Rancich touched the instruments as he passed them, sometimes lingering as if he were still in awe that he possessed such rare, beautiful things. “These are Neumann microphones from the fifties. This is a U47 long body chrome top.”
“All these are vintage amplifiers. Here’s a ’62 Showman.”
“This piano is from 1895—this is a real Brazilian rosewood solid piano.”
At one point, he pulled a faded-yellow guitar out of a case. “This is part of our eighty-plus guitar collection. This belonged to Stevie Ray Vaughan.” He strummed it. “Feel that vibration.”
Seconds passed. He waited.
“It’s still vibrating.”
As Rancich wandered from room to room, he explained how he came to start a recording studio in a town whose population of 1,500 mainly supported farms for pecans, cotton, and alfalfa. Gesturing toward a large Arabian-themed abstract mural in his dining room, he said, “When I was probably nine years old, my mom painted this in a day or two.” She, along with his maternal grandparents, died suddenly and within months of each other when he was eleven years old. “It was very tragic,” he continued. “That being said, I have a theory about death. You know they are no longer physically here, but if you don’t shut the door, any great spirit continues. I’ve always felt their presence and it has inspired me.”

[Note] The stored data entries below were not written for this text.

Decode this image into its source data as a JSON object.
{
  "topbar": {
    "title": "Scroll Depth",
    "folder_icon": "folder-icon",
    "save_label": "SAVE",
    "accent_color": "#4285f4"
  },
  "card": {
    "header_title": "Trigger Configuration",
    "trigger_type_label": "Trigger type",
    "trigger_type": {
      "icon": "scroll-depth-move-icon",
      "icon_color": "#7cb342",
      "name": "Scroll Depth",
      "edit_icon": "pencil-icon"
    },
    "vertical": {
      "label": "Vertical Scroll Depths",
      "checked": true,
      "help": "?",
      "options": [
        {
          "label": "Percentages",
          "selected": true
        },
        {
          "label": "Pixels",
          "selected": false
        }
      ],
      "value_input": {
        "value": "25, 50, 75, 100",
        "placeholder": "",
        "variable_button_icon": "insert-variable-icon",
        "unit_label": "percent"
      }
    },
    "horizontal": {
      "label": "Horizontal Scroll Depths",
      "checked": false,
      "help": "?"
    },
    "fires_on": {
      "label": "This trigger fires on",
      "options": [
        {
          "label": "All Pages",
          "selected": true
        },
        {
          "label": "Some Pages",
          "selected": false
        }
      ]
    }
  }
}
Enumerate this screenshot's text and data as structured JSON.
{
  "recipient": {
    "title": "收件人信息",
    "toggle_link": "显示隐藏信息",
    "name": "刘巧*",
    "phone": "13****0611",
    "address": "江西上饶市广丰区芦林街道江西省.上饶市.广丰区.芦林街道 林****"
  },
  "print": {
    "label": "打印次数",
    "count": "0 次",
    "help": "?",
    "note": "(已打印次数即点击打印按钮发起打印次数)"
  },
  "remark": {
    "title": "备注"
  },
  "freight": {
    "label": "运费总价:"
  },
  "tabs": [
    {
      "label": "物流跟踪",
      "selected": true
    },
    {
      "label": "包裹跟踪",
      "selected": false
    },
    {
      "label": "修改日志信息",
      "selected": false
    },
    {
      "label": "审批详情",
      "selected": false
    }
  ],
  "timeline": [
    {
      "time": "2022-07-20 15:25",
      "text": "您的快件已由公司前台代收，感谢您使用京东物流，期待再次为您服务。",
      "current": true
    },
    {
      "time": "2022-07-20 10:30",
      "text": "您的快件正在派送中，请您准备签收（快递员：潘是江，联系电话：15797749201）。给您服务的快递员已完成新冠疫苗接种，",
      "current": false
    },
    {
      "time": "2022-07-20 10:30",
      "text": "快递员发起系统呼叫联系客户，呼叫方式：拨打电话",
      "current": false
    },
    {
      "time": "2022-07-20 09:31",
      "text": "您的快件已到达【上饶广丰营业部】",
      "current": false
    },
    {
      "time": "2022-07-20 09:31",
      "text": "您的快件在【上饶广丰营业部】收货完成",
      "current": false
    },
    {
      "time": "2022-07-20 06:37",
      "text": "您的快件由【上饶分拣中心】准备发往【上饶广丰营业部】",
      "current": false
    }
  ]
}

Rancich suggested that his mother’s creativity might have rubbed off on him. When he was fifteen years old, he bought a Sony tape recorder and started taping himself playing guitar. Soon afterward, he bought two four-track recorders, which attracted musicians who wanted to use his equipment.
In the years that followed, he acquired a few surrounding properties along with better—and more fabled—gear. El Paso musician Jim Ward, formerly guitarist for At the Drive-In and Sparta, later told me, “When I look in the closet and I see something that I haven’t been playing, I sell it to him…It’s like sending your pet to the farm. Go live your life! And I’ll get a picture like from Old 97’s playing my old Rickenbacker.”
While many bands who’ve recorded at Sonic Ranch are lesser known—or totally unknown—big acts make the trek to Tornillo, including TV On the Radio, Billy Gibbons, Conor Oberst, and the Yeah Yeah Yeahs, along with Mexican acts like Zoé. The musicians tend to stick out in Tornillo. They draw attention when they’re recognized riding Sonic Ranch bicycles through town or, on a lark, wandering into the Family Dollar.
Near the end of the day, as the sun began to set, Rancich rounded out my tour with some of his favorite activities: he drove us a mile or so down to the Rio Grande to look into Mexico, then he circled back to some dunes, where we hiked and looked for Apache pottery fragments. After he found some painted segments, he asked, “Do you want to climb the water tower?”
As he drove through the sand toward a short, rusted water tower, he said, “I tell artists, ‘If you want, there’s a ramp going up to it and there’s a ramp on the back side. Are you all down to jump it?’ Ninety-nine percent of all the artists go, ‘Let’s do it!’ and if there’s any management, they’ll go, ‘No!’”
“So let’s simulate this. If they say ‘yes,’ we crank up the music and here we go!”
He began accelerating and swerving wildly up the bank where the water tower stood, slamming on the brakes just before impact. Doubled over laughing, he stepped out of the car and climbed a short distance to the top of the flat tower, where he could see for miles around: the scrub brush, the sand, the silhouette of the Franklin Mountains in the distance.
“Bands like to lie up here and watch the stars,” he said.
I hear the constellations do strange things.